Seatbelt Injuries That Can Occur During A Car Accident

Most crash-related deaths in the US occur to vehicle passenger occupants. In 2014, over 21,000 died, with more than half accounting for those who were unrestrained during the time of crash. While wearing a seat belt is proven to save lives, sometimes it can cause physical injuries to the wearer. A seat belt increases the safety factor of both passengers and drivers involved in a car crash. Rarely could the seat belt itself cause injuries, but it does happen. If you or a loved one gets involved in a crash, know that a good personal injury attorney can provide you with more information, see to it that your legal rights are protected, and guide you all the way. Here’s how seatbelt injuries may occur:

Seat Belt Injuries

A seat belt works by restraining the user to his or her place securely during a crash or an accident. The nature of the seat belt prevents any type of injury as long as it works as intended, but there are times when a seat belt malfunction happens. Tight restraints, improper belt placement and how the crash occurred and its severity can complicate matters, resulting in a seat belt injury.

Hiring an attorney will prove to be your best resource if you or a loved one becomes injured in a car crash involving seat belts. It will certainly help you in your claims if you decide to pursue the matter in a legal course.

Seat Belt Injury Types

The most common form of seat belt injuries are scrapes and bruising from the belt restraints, depending on how severe the auto accident was. Lap belts in particular could cause internal injuries to the spinal cord and the abdomen area. Shoulder belts could cause injuries to the sternum, the neck and the shoulders. Perhaps the most damaging types of seat belt injuries are the following:

– intestinal injuries

– spine injuries

– internal bleeding

– dislocations

– fractures

How To Wear Your Seat Belt Properly

One way you can minimize the chances of seat belt injuries occurring is through proper seat belt placement. According to the NHTSA, the lap belt must be put across the hips and below the stomach. The shoulder belt must be across your chest’s middle and away from your neck. Don’t put on the belt too tightly or too loosely. The occupant should be secured while not being too restricted.

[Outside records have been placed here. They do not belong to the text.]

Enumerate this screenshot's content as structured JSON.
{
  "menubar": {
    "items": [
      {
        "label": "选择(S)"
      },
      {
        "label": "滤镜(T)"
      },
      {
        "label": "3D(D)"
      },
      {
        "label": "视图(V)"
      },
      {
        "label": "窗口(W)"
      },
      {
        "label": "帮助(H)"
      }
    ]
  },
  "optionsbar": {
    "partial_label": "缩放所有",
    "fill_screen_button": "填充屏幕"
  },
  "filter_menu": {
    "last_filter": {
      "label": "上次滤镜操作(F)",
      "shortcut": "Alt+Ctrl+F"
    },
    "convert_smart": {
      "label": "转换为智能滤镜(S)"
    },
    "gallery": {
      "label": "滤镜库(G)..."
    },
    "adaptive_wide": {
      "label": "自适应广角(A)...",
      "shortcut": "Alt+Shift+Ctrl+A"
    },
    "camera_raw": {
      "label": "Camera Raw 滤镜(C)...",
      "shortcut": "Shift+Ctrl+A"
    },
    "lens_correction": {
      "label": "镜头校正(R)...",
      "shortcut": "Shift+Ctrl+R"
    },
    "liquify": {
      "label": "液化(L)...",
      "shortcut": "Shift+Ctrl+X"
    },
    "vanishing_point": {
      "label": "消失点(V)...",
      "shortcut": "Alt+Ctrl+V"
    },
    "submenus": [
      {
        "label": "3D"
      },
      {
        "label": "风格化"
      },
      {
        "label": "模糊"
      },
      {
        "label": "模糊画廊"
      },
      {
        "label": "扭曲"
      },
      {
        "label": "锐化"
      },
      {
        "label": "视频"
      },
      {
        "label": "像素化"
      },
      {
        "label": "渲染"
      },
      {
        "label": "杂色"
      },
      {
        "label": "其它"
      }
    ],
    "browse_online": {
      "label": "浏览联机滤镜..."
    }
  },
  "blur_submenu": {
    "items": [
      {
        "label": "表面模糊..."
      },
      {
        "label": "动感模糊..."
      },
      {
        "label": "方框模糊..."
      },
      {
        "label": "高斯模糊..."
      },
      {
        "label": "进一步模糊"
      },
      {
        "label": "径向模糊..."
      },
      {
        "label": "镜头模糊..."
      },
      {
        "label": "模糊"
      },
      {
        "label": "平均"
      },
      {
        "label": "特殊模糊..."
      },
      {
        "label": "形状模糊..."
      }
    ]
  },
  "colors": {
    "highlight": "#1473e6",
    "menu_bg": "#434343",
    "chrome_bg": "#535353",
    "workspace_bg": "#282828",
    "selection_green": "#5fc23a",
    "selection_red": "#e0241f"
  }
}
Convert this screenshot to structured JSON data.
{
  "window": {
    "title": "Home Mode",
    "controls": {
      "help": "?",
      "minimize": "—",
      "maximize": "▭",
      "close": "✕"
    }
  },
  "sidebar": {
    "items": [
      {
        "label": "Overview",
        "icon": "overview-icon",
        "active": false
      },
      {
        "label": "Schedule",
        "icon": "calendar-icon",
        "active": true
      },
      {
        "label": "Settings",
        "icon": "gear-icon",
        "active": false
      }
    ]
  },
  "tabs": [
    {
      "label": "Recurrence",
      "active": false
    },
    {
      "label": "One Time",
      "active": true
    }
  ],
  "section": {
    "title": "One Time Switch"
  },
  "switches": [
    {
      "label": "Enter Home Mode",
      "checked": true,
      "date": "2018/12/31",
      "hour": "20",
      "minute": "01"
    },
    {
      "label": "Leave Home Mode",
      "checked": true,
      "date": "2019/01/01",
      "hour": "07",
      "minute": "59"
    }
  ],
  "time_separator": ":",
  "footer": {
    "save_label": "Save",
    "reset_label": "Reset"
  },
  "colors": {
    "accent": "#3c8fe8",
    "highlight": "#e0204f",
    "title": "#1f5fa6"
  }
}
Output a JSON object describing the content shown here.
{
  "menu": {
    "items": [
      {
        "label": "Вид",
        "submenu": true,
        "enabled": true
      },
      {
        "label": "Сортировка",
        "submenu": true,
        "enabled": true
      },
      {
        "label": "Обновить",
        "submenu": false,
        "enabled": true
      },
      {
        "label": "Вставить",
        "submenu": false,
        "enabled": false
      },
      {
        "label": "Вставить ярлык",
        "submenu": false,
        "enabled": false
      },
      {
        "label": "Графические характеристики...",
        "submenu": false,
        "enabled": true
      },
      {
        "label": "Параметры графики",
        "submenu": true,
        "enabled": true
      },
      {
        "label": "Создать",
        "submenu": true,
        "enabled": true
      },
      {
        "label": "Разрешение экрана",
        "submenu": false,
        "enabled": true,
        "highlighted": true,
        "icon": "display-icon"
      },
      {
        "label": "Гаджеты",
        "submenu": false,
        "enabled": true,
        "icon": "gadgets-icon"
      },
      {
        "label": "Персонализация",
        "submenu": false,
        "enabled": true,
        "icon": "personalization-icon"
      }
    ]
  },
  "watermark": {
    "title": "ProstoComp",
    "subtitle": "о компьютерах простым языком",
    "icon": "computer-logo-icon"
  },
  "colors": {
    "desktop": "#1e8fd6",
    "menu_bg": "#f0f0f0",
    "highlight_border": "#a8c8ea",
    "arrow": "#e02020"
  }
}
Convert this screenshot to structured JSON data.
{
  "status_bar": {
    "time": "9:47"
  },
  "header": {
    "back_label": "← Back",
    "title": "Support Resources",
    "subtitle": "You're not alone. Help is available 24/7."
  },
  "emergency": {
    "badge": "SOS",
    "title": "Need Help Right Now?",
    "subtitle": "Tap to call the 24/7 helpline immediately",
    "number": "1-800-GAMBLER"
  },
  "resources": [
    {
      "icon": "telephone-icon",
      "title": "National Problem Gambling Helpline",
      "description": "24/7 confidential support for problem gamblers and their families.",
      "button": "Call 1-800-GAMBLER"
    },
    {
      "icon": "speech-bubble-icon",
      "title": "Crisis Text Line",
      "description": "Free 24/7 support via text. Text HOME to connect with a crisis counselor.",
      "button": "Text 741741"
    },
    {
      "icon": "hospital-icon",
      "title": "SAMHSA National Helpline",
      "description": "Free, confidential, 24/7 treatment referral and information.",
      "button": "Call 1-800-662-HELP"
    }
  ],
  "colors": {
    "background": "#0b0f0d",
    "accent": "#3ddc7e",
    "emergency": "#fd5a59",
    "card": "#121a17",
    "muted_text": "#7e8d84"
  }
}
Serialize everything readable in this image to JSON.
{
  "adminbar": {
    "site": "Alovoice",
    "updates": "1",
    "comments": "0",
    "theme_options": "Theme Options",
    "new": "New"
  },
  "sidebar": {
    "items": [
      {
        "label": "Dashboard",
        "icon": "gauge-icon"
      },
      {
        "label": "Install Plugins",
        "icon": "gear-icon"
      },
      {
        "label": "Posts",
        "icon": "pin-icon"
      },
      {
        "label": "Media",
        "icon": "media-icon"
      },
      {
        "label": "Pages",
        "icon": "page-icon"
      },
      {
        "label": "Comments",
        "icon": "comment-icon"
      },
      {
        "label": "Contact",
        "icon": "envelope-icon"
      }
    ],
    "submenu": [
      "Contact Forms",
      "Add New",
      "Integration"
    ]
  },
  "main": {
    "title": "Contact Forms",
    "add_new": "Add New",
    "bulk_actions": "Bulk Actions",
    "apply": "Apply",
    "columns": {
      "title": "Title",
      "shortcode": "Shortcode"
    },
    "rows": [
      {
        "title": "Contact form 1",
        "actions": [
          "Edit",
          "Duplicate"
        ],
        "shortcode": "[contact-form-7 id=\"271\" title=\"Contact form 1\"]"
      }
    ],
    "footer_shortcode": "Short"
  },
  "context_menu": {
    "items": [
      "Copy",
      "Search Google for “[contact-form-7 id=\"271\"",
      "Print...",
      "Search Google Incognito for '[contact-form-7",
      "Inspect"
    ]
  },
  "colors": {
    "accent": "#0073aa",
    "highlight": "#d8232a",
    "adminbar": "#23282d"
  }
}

Legal Issues Involving Seat Belt Injuries

Insufficient Seat Belts. Some automobile manufacturers only install lap seat belts in their vehicles, which could result in a lawsuit following a car crash or collision. The insufficiency of a lap belt and the absence of a shoulder seat belt could make the passengers and driver more susceptible to serious injuries as compared to drivers and passengers secured by both lap and shoulder safety seat belts.

Defective Seat Belts. Numerous seat belt injury cases are the result of a defective seat belt, wherein the seat belt system malfunctions during the time of the car crash. In specific terms, the seat belt failed to perform as expected due to an inherent flaw in the seat belt’s design or in the manufacturing process itself.

Some examples include defective tension detectors and/or a defective latch. A defective latch could unintentionally release the seat belt lock in the car’s impact and through force of angle. Defective tension detectors may fail to properly cause slack in the belt or keep it taut and secure once any the slack is removed.

In cases where the seat belt malfunctions or a manufacturer defect is proven, the driver and all passengers may pursue legal action and file for a products liability claim. Those that are liable include the seat belt distributor, the supplier, retailer and manufacturer. The automobile company from where the seat belt was installed could be filed for claims as well.